Thus far, I have not thrown myself into davening as I know I should. I try to say Modeh Ani each morning. I wrap tefillin every day. I usually say Shema at least twice a day as well. However, I rarely go to shul, or stop my day to daven Mincha or Ma’ariv.
Quite honestly, I am not sure that I will be able to take this next step. Keeping kosher added a bit of complexity to my life, especially when I travel. Observing Shabbos requires a bit of self-control; surprisingly, I find not being able even to jot down a note the most difficult part of the day of rest. However, committing to prayer three times a day, especially when I don’t even read Hebrew (and even if I could learn, seeing it taking years to ever understand Hebrew well enough to follow along), make this the most daunting of the mitzvot. I know people say to take it one step at a time, but it is not like you can just pop into shul on Shabbos morning and do part of the service and leave. Everything about it is a bit overwhelming.

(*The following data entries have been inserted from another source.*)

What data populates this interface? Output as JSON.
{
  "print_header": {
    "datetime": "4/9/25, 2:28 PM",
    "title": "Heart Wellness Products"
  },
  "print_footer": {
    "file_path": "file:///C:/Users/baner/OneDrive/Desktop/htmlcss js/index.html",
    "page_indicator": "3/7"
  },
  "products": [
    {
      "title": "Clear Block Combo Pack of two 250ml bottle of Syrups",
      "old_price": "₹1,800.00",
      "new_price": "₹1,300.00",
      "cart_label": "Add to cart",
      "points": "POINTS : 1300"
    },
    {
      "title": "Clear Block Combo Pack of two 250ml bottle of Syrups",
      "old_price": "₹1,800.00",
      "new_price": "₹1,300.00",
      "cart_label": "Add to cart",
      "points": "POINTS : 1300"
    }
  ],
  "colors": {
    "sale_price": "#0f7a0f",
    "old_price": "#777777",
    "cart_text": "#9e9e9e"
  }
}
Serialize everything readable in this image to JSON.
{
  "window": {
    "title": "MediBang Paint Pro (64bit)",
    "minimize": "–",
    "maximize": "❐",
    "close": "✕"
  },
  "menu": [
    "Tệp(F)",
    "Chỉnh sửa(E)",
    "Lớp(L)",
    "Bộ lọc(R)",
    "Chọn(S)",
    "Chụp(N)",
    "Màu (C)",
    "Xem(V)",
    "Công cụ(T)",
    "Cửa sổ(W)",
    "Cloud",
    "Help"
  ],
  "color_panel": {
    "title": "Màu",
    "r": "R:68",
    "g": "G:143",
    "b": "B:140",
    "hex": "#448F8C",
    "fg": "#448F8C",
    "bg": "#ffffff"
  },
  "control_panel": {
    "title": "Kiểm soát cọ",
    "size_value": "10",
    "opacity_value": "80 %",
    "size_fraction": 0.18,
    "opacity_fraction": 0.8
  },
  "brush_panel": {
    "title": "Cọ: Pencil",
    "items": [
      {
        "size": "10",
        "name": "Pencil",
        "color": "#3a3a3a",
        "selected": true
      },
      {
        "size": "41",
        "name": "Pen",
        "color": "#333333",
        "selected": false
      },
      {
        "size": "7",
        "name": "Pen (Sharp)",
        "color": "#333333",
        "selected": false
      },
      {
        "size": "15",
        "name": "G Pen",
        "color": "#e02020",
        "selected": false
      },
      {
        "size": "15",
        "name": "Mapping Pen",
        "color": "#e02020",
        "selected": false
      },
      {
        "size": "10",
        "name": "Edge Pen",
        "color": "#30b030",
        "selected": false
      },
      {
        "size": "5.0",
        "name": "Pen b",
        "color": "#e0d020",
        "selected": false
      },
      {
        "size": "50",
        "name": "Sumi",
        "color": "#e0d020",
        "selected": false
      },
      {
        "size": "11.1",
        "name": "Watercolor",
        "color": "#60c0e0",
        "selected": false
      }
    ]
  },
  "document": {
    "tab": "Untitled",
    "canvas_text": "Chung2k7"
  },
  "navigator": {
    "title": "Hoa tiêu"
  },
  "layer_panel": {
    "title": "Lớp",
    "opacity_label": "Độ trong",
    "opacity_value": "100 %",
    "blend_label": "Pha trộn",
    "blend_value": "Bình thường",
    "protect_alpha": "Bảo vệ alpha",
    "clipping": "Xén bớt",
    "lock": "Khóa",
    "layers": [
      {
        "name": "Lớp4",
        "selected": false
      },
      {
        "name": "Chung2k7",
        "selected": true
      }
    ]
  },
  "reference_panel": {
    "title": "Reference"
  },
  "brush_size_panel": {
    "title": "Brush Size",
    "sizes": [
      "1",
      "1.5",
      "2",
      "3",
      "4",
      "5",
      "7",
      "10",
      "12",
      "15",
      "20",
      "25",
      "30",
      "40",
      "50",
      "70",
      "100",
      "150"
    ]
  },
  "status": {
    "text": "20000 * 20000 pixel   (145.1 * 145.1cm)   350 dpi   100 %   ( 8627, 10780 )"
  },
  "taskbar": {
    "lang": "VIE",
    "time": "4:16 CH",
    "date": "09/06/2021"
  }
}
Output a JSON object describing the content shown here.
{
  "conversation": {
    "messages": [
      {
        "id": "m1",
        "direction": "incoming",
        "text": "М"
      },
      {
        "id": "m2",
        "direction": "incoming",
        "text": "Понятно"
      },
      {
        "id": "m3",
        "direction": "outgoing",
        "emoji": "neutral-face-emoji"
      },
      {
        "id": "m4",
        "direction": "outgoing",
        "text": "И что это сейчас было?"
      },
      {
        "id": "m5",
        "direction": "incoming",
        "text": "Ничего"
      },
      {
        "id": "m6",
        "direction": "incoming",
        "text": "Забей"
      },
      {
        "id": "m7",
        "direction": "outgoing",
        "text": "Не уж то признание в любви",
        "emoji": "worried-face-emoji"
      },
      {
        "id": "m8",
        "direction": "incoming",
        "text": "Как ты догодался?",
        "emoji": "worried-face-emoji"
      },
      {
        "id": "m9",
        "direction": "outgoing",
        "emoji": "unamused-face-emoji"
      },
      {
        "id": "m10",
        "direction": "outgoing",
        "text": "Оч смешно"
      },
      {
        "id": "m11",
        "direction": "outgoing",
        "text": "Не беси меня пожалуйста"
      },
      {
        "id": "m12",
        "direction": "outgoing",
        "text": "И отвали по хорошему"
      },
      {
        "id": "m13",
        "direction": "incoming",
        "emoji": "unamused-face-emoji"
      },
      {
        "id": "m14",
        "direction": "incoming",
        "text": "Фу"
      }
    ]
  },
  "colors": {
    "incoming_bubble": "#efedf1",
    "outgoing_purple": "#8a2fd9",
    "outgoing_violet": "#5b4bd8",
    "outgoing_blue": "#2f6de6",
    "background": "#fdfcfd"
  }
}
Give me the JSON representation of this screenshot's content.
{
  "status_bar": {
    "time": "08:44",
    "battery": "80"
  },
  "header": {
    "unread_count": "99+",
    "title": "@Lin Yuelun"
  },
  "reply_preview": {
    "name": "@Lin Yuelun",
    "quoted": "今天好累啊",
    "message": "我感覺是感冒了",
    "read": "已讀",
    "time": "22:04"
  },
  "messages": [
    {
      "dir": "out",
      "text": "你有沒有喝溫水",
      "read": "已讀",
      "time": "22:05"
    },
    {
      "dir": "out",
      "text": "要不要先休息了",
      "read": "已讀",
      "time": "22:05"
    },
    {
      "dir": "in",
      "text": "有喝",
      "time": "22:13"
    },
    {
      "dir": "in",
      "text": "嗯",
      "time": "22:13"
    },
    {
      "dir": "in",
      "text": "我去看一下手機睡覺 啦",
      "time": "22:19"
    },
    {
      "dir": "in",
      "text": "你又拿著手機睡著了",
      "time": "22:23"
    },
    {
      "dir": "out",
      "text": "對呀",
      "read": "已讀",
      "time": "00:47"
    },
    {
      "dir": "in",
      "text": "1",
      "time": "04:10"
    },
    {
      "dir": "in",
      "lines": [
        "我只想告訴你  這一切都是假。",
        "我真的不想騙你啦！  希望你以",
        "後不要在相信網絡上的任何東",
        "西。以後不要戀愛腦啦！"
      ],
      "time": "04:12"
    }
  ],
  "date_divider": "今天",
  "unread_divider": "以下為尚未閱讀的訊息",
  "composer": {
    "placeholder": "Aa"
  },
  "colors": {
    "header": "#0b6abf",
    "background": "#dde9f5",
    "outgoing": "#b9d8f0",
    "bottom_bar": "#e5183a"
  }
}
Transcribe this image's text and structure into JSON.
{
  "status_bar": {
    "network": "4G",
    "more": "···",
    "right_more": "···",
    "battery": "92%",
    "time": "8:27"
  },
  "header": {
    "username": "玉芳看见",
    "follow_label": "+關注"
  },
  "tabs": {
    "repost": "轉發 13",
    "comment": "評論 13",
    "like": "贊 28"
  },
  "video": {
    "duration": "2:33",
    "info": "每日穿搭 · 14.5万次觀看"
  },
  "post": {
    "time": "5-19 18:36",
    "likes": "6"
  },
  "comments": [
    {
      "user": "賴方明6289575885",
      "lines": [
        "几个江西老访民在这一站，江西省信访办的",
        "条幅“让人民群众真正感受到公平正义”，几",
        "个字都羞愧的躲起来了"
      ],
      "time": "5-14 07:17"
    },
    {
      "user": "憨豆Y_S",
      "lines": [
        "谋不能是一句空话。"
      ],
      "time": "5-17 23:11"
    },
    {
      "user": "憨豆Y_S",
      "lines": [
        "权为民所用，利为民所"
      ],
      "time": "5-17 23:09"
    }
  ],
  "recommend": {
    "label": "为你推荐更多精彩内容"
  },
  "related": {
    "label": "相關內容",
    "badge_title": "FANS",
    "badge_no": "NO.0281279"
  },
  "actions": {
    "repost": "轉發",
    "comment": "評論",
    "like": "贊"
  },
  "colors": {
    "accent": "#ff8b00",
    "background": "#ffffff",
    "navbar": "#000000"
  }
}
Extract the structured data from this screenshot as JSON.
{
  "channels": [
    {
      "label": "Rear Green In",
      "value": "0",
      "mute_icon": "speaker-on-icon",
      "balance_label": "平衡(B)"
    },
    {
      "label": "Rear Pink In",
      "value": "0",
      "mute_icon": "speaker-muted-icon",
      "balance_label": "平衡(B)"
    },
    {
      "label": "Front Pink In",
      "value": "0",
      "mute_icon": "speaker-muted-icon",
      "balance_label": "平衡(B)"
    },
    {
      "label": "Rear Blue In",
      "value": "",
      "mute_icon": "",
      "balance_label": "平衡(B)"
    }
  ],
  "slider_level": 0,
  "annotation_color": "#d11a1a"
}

I suppose I need to ask myself if I really want this life for myself. Have I made all of these changes in my life because of the Jewish spark in my heart, or is there simply a need to set myself apart from a secular world I find perverse? Do I really want my children on this path, or is it simply a way to control them? I know one thing, although prayer is my next great hurdle, I do pray Hashem gives me clarity on these issues.